I've only ever felt burnout when I didn't enjoy the job.
I once worked at a job I didn't really enjoy, and I worked 8 hours during the day and often 4 hours coding on my side projects. What's the difference between that and coding 12 hours doing something you love?
I have some experience in it: I was working day-and-night on my own projects at the beginning of my career - gave me a lot of money and experience, but now I know for sure that I could do it with just 20% of efforts - all my best things were written/built after some long rest periods (more than week of rest). All that experience I could learn just in a few weeks but I was too stupid to spend some of my time to read what other people do - I was reinventing all the wheels.
After that I was working in a company, 14-16 hours per day, 6 days per week. After 2 years of such work, at the end of the day I had to spend 5-15 seconds to remember names of my wife and son, my address.

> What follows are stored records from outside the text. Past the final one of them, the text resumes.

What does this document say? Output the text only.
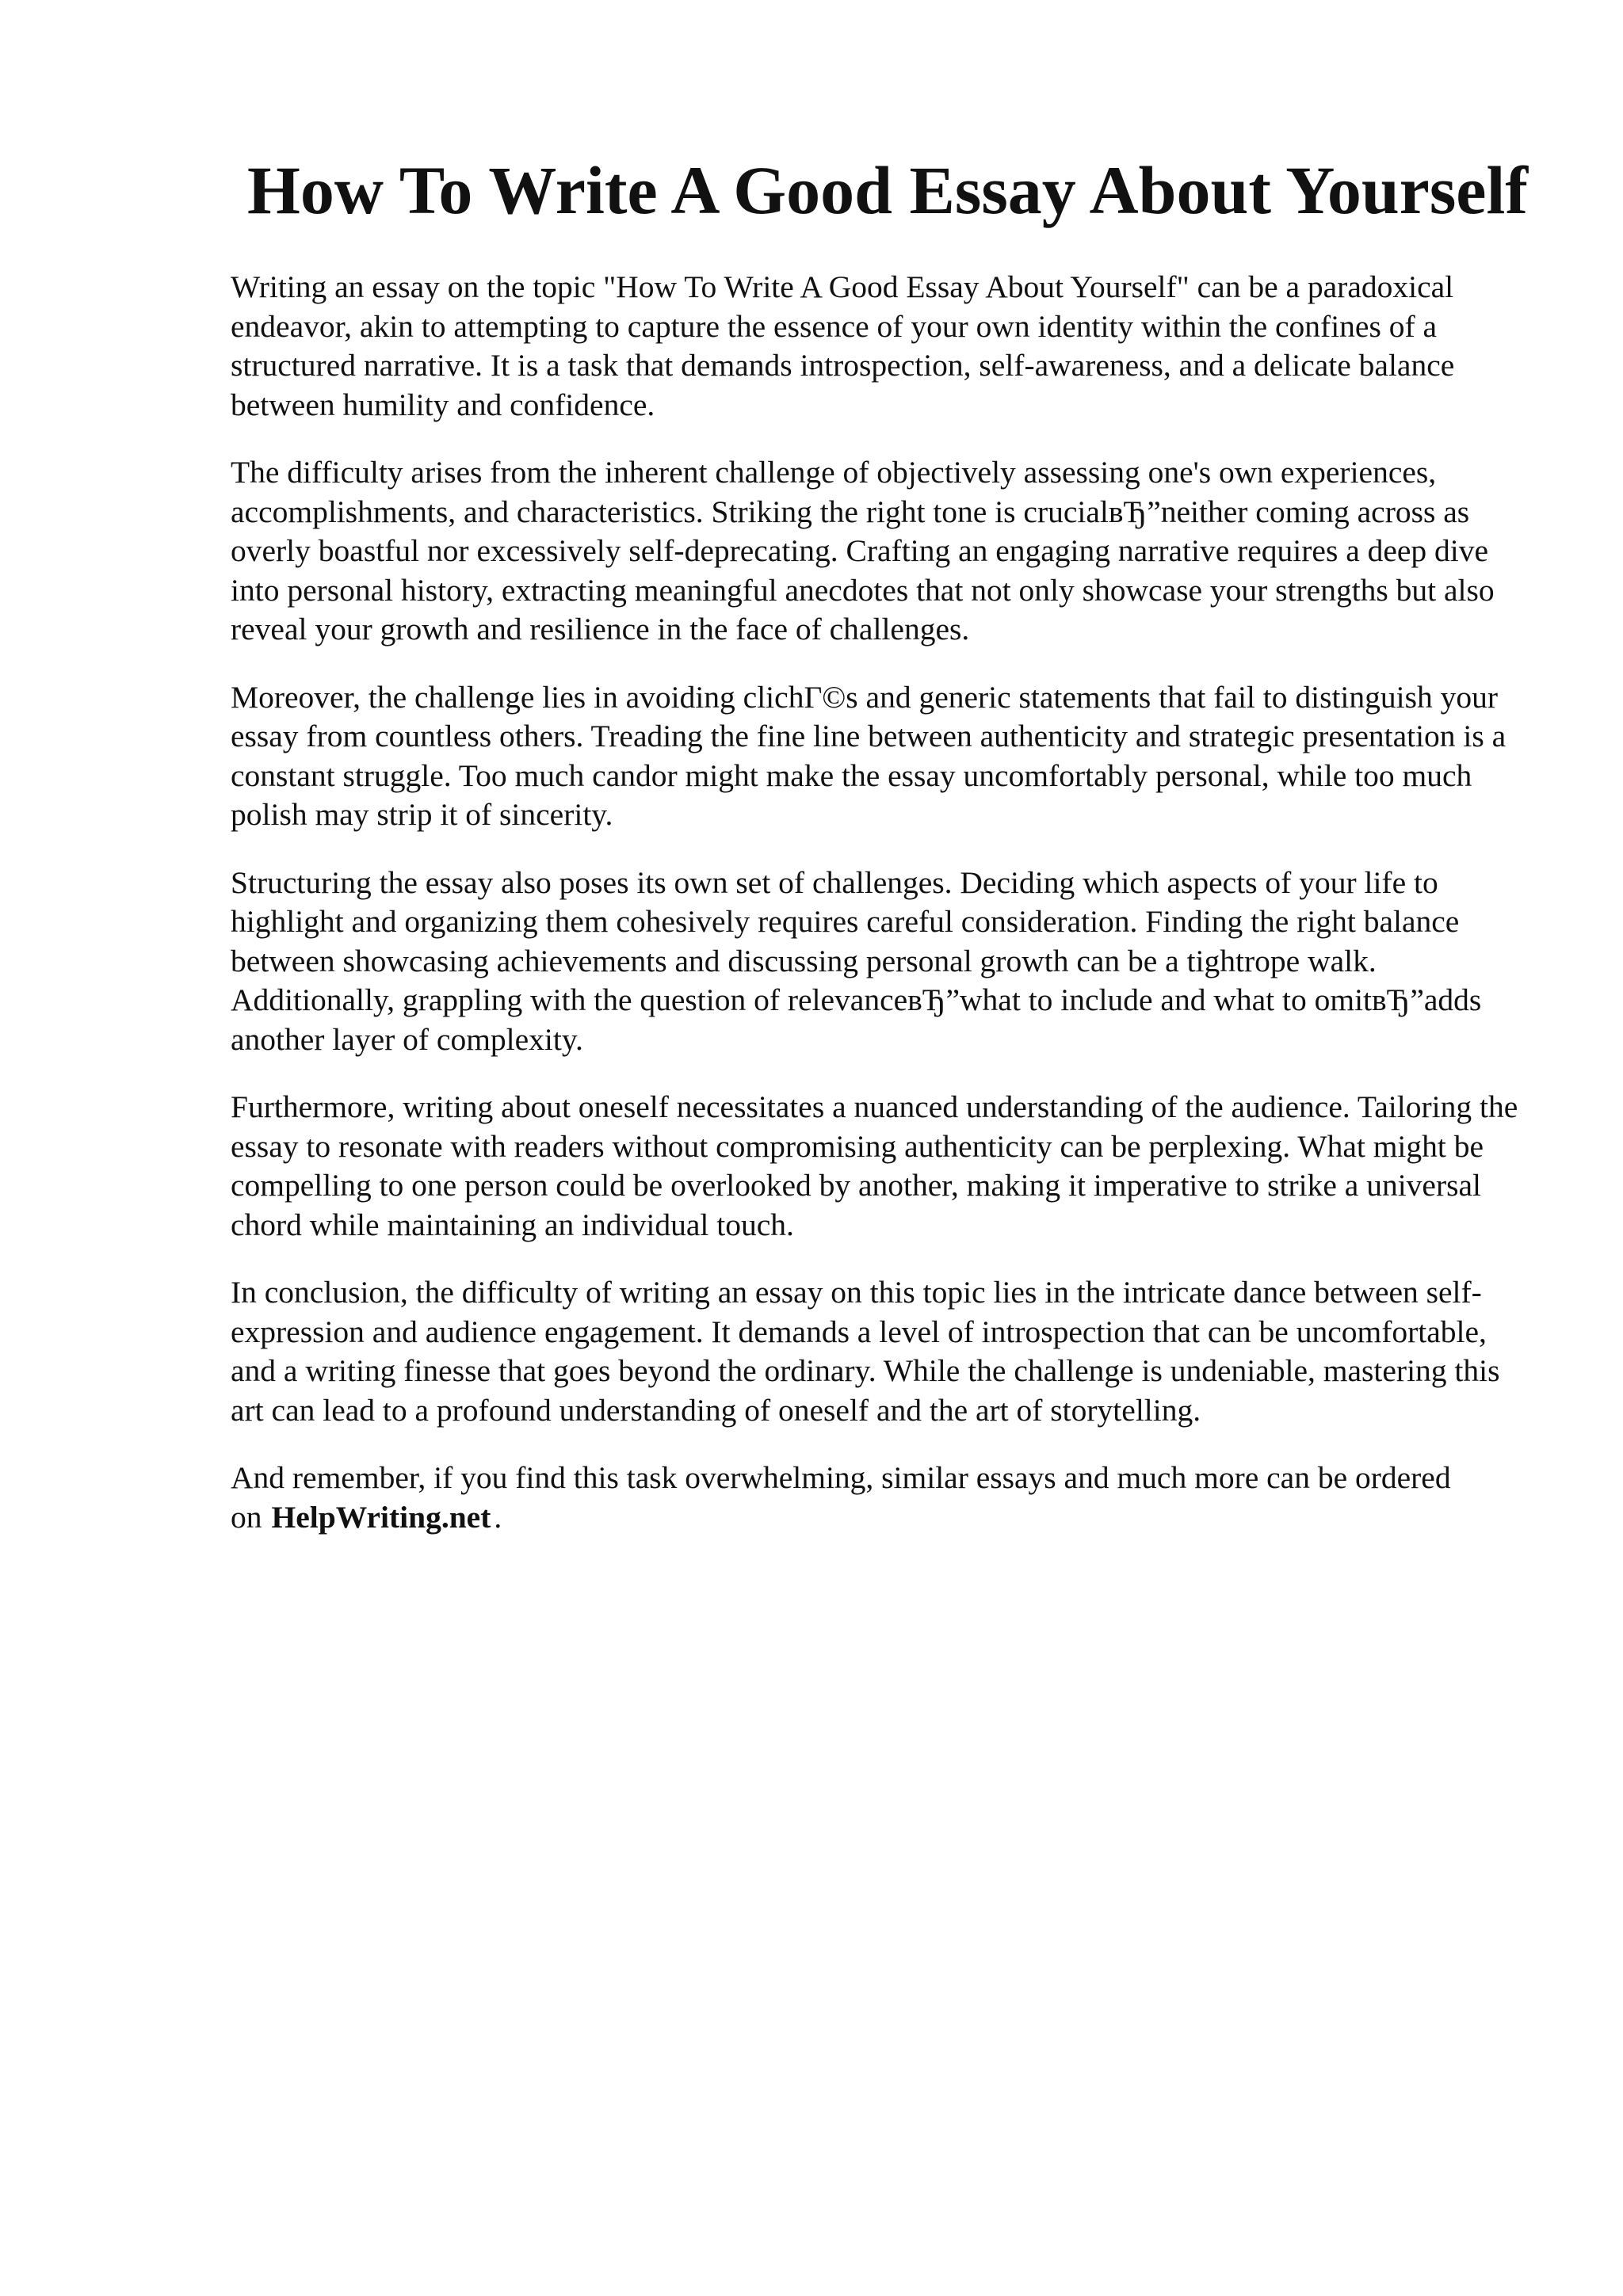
How To Write A Good Essay About Yourself

Writing an essay on the topic "How To Write A Good Essay About Yourself" can be a paradoxical endeavor, akin to attempting to capture the essence of your own identity within the confines of a structured narrative. It is a task that demands introspection, self-awareness, and a delicate balance between humility and confidence.

The difficulty arises from the inherent challenge of objectively assessing one's own experiences, accomplishments, and characteristics. Striking the right tone is crucialвЂ”neither coming across as overly boastful nor excessively self-deprecating. Crafting an engaging narrative requires a deep dive into personal history, extracting meaningful anecdotes that not only showcase your strengths but also reveal your growth and resilience in the face of challenges.

Moreover, the challenge lies in avoiding clichГ©s and generic statements that fail to distinguish your essay from countless others. Treading the fine line between authenticity and strategic presentation is a constant struggle. Too much candor might make the essay uncomfortably personal, while too much polish may strip it of sincerity.

Structuring the essay also poses its own set of challenges. Deciding which aspects of your life to highlight and organizing them cohesively requires careful consideration. Finding the right balance between showcasing achievements and discussing personal growth can be a tightrope walk. Additionally, grappling with the question of relevanceвЂ”what to include and what to omitвЂ”adds another layer of complexity.

Furthermore, writing about oneself necessitates a nuanced understanding of the audience. Tailoring the essay to resonate with readers without compromising authenticity can be perplexing. What might be compelling to one person could be overlooked by another, making it imperative to strike a universal chord while maintaining an individual touch.

In conclusion, the difficulty of writing an essay on this topic lies in the intricate dance between self-expression and audience engagement. It demands a level of introspection that can be uncomfortable, and a writing finesse that goes beyond the ordinary. While the challenge is undeniable, mastering this art can lead to a profound understanding of oneself and the art of storytelling.

And remember, if you find this task overwhelming, similar essays and much more can be ordered on HelpWriting.net .
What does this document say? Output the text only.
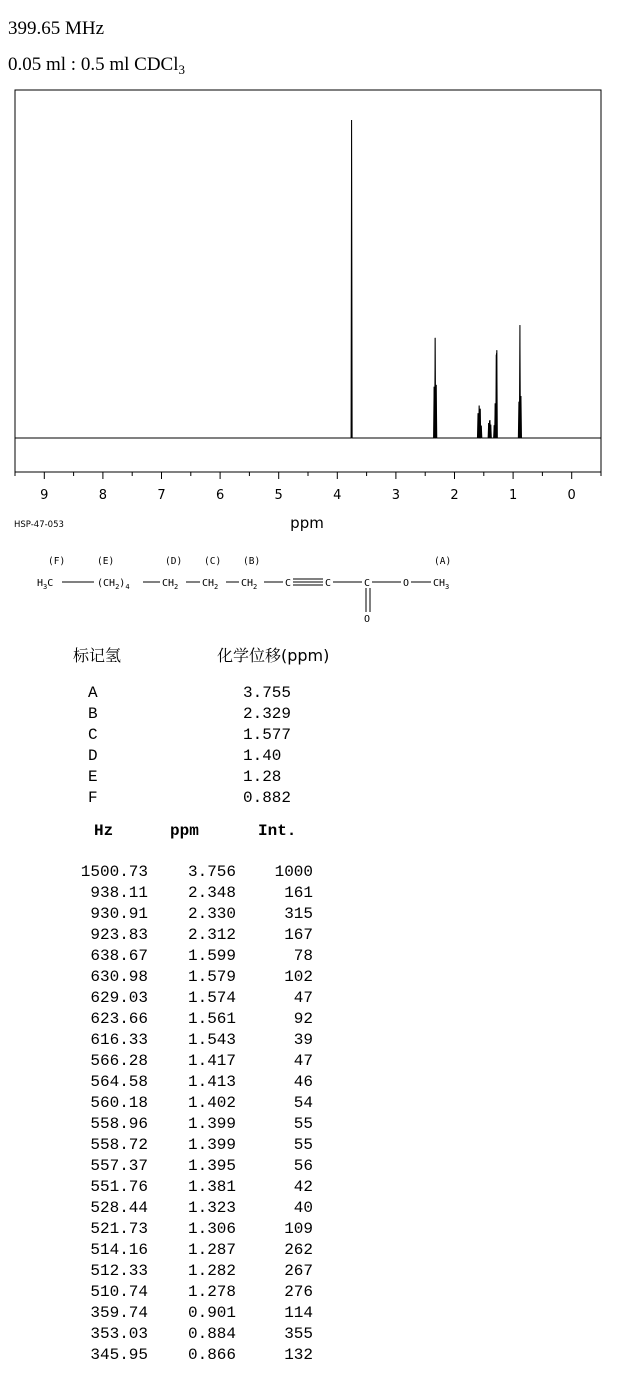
399.65 MHz
0.05 ml : 0.5 ml CDCl$_3$
9	8	7	6	5	4	3	2	1	0
ppm
HSP-47-053
(F)	(E)	(D) (C) (B)	(A)
$H_3C$	$(CH_2)_4$	$CH_2$ $CH_2$ $CH_2$	C	C	C	O $CH_3$
O
标记氢	化学位移(ppm)
A	3.755
B	2.329
C	1.577
D	1.40
E	1.28
F	0.882
Hz	ppm	Int.
1500.73	3.756	1000
938.11	2.348	161
930.91	2.330	315
923.83	2.312	167
638.67	1.599	78
630.98	1.579	102
629.03	1.574	47
623.66	1.561	92
616.33	1.543	39
566.28	1.417	47
564.58	1.413	46
560.18	1.402	54
558.96	1.399	55
558.72	1.399	55
557.37	1.395	56
551.76	1.381	42
528.44	1.323	40
521.73	1.306	109
514.16	1.287	262
512.33	1.282	267
510.74	1.278	276
359.74	0.901	114
353.03	0.884	355
345.95	0.866	132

So I decided to never work more than 8 hours per day, preferably less. And you know what? My earnings increased, my relationships with employers are much better now, my health is MUCH better. So I can say for sure - overworking is a waste of lifetime and gives nothing.
Good for you. Hamming worked long hours, neglected his wife and now there's a function named after him in every scientific library running billions of times a day.
Nobody should be forced to work long hours but if they want to, and it works for them - go for it I say.
I spent a good deal more of my time for some years trying to work a bit harder and I found, in fact, I could get more work done. I don't like to say it in front of my wife, but I did sort of neglect her sometimes
Not for long. Overworking always rewards you with burnout.